Brahmanbaria, Bangladesh - Unidentified attackers in eastern Bangladesh hurled homemade bombs at three mosques of the minority Ahmadiyya Islamic sect, wounding at least two people, police and witnesses said.
The attacks occurred Friday in Brahmanbaria town, 80 kilometers (50 miles) east of the capital, Dhaka, said area police chief A.T.M. Tareq.
The two wounded were hospitalized, Tareq said.
He said the attackers detonated at least 20 homemade bombs in two areas, where most residents belong to the Ahmadiyya sect.
There are about 100,000 Ahmadiyyas in Bangladesh, a Sunni Muslim-majority country whose constitution guarantees religious freedom.
The sect was founded in 1889 by Mirza Ghulam Ahmad, a 19th-century Indian religious leader who claimed to be a prophet seeking Islam's renewal. The group differs from other Muslims over the definition of Islam's founder, Muhammad, being the "final" prophet.

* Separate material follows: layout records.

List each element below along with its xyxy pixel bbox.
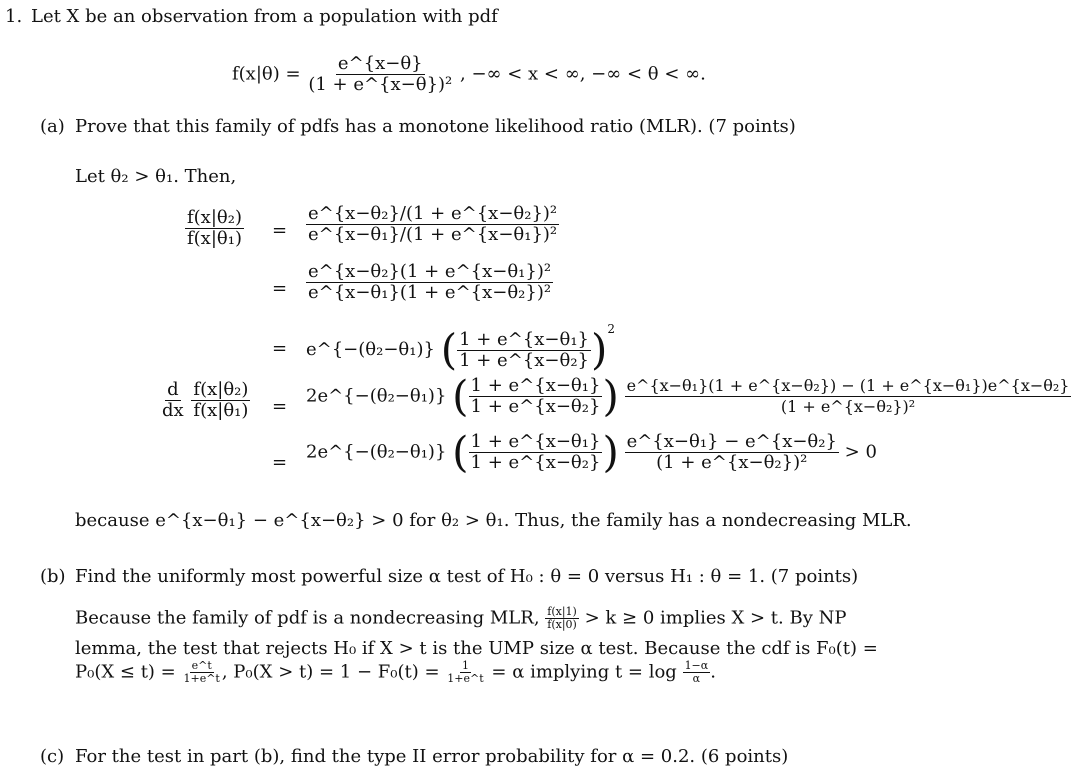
pdf-lhs: f(x|θ) = [232, 63, 301, 85]
eq5-denominator: (1 + e^{x−θ₂})² [656, 452, 808, 473]
eq4-paren-den: 1 + e^{x−θ₂} [470, 396, 601, 417]
eq3-paren-num: 1 + e^{x−θ₁} [459, 328, 589, 350]
pdf-denominator: (1 + e^{x−θ})² [308, 74, 453, 95]
pdf-numerator: e^{x−θ} [337, 53, 423, 74]
pdf-fraction [306, 54, 454, 95]
eq4-denominator: (1 + e^{x−θ₂})² [780, 397, 916, 416]
lhs-ratio-num: f(x|θ₂) [187, 207, 242, 228]
log-num: 1−α [684, 659, 709, 672]
eq5-numerator: e^{x−θ₁} − e^{x−θ₂} [626, 431, 837, 452]
cdf-den: 1+e^t [183, 672, 220, 685]
part-b-line1 [75, 606, 846, 631]
part-b-line3-a: P₀(X ≤ t) = [75, 661, 176, 683]
log-den: α [692, 672, 701, 685]
part-b-ratio-num: f(x|1) [547, 605, 577, 618]
part-b-line3-b: , P₀(X > t) = 1 − F₀(t) = [221, 661, 440, 683]
eq5: 2e^{−(θ₂−θ₁)} ( $\frac{\text{1 + e\textasciicircum{}\{x−θ₁\}}}{\text{1 + e\textasciicircum{}\{x−θ₂\}}}$ ) $\frac{\text{e\textasciicircum{}\{x−θ₁\} − e\textasciicircum{}\{x−θ₂\}}}{\text{(1 + e\textasciicircum{}\{x−θ₂\})²}}$ > 0 [306, 427, 877, 477]
pdf-equation [232, 54, 706, 95]
part-b-line2: lemma, the test that rejects H₀ if X > t is the UMP size α test. Because the cdf is F₀(t) = [75, 638, 878, 659]
eq2-numerator: e^{x−θ₂}(1 + e^{x−θ₁})² [308, 261, 552, 282]
eq5-prefix: 2e^{−(θ₂−θ₁)} [306, 441, 447, 463]
eq3-equals: = [272, 338, 288, 359]
eq4-equals: = [272, 396, 288, 417]
eq1-numerator: e^{x−θ₂}/(1 + e^{x−θ₂})² [308, 203, 558, 224]
eq2-denominator: e^{x−θ₁}(1 + e^{x−θ₂})² [308, 282, 552, 303]
part-c-label: (c) [40, 746, 65, 767]
eq3-prefix: e^{−(θ₂−θ₁)} [306, 339, 435, 360]
cdf-num: e^t [191, 659, 212, 672]
part-b-label: (b) [40, 566, 66, 587]
deriv-d: d [167, 379, 179, 400]
eq4: 2e^{−(θ₂−θ₁)} ( $\frac{\text{1 + e\textasciicircum{}\{x−θ₁\}}}{\text{1 + e\textasciicircum{}\{x−θ₂\}}}$ ) $\frac{\text{e\textasciicircum{}\{x−θ₁\}(1 + e\textasciicircum{}\{x−θ₂\}) − (1 + e\textasciicircum{}\{x−θ₁\})e\textasciicircum{}\{x−θ₂\}}}{\text{(1 + e\textasciicircum{}\{x−θ₂\})²}}$ [306, 371, 1070, 421]
eq3: e^{−(θ₂−θ₁)} ( $\frac{\text{1 + e\textasciicircum{}\{x−θ₁\}}}{\text{1 + e\textasciicircum{}\{x−θ₂\}}}$ )$^2$ [306, 322, 616, 374]
eq1-equals: = [272, 220, 288, 241]
deriv-dx: dx [162, 400, 184, 421]
problem-number: 1. [5, 6, 23, 27]
eq1-denominator: e^{x−θ₁}/(1 + e^{x−θ₁})² [308, 224, 558, 245]
pdf-domain: , −∞ < x < ∞, −∞ < θ < ∞. [460, 63, 706, 85]
surv-den: 1+e^t [447, 672, 484, 685]
part-c-question: For the test in part (b), find the type II error probability for α = 0.2. (6 points) [75, 746, 789, 767]
part-b-line1-pre: Because the family of pdf is a nondecreasing MLR, [75, 607, 540, 629]
part-b-line3 [75, 660, 716, 685]
eq3-power: 2 [607, 322, 616, 336]
part-a-conclusion: because e^{x−θ₁} − e^{x−θ₂} > 0 for θ₂ > θ₁. Thus, the family has a nondecreasing MLR. [75, 510, 912, 531]
part-a-question: Prove that this family of pdfs has a monotone likelihood ratio (MLR). (7 points) [75, 116, 796, 137]
part-a-let: Let θ₂ > θ₁. Then, [75, 166, 237, 187]
part-b-ratio-den: f(x|0) [547, 618, 577, 631]
part-b-question: Find the uniformly most powerful size α test of H₀ : θ = 0 versus H₁ : θ = 1. (7 points) [75, 566, 859, 587]
part-b-line3-c: = α implying t = log [491, 661, 677, 683]
eq4-paren-num: 1 + e^{x−θ₁} [470, 375, 601, 396]
eq1 [306, 204, 559, 245]
eq2-equals: = [272, 278, 288, 299]
part-b-line1-post: > k ≥ 0 implies X > t. By NP [584, 607, 847, 629]
eq4-prefix: 2e^{−(θ₂−θ₁)} [306, 385, 447, 407]
problem-intro: Let X be an observation from a population with pdf [31, 6, 498, 27]
eq4-numerator: e^{x−θ₁}(1 + e^{x−θ₂}) − (1 + e^{x−θ₁})e^{x−θ₂} [626, 376, 1070, 395]
eq5-tail: > 0 [844, 441, 877, 463]
eq5-paren-den: 1 + e^{x−θ₂} [470, 452, 601, 473]
eq5-equals: = [272, 452, 288, 473]
deriv-ratio-den: f(x|θ₁) [193, 400, 249, 421]
deriv-ratio-num: f(x|θ₂) [193, 379, 249, 400]
part-a-label: (a) [40, 116, 65, 137]
lhs-ratio-den: f(x|θ₁) [187, 228, 242, 249]
surv-num: 1 [461, 659, 469, 672]
deriv-lhs [160, 380, 250, 421]
eq5-paren-num: 1 + e^{x−θ₁} [470, 431, 601, 452]
eq3-paren-den: 1 + e^{x−θ₂} [459, 349, 589, 371]
lhs-ratio [185, 208, 244, 249]
part-b-line3-end: . [710, 661, 716, 683]
eq2 [306, 262, 553, 303]
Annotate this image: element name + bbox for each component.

Ahmadiyyas have been persecuted and ostracized in many countries.
Bangladeshi Muslim hard-liners called Khatme Nabuwat _ along with two parties of Prime Minister Khaleda Zia's coalition government _ want an official declaration saying Ahmadiyyas are not Muslims, and a ban on their writings and missionary activities.
Manjur Hossain, an Ahmadiyya leader in Brahmanbaria blamed Friday's attacks on Khatme Nabuwat members.
"We have been threatened by the group several times, and I am sure they are behind the attacks," he said.
Police said an investigation into the incident has been ordered.
On June 15, New York-based Human Rights Watch criticized Bangladesh's government over an alleged campaign of violence, harassment and intimidation against Ahmadiyyas.
The rights group said the government has failed to prosecute the perpetrators.
"It's a dangerous moment in Bangladesh when the government becomes complicit in religious violence," Brad Adams, executive director of Human Rights Watch's Asia Division, said in the report.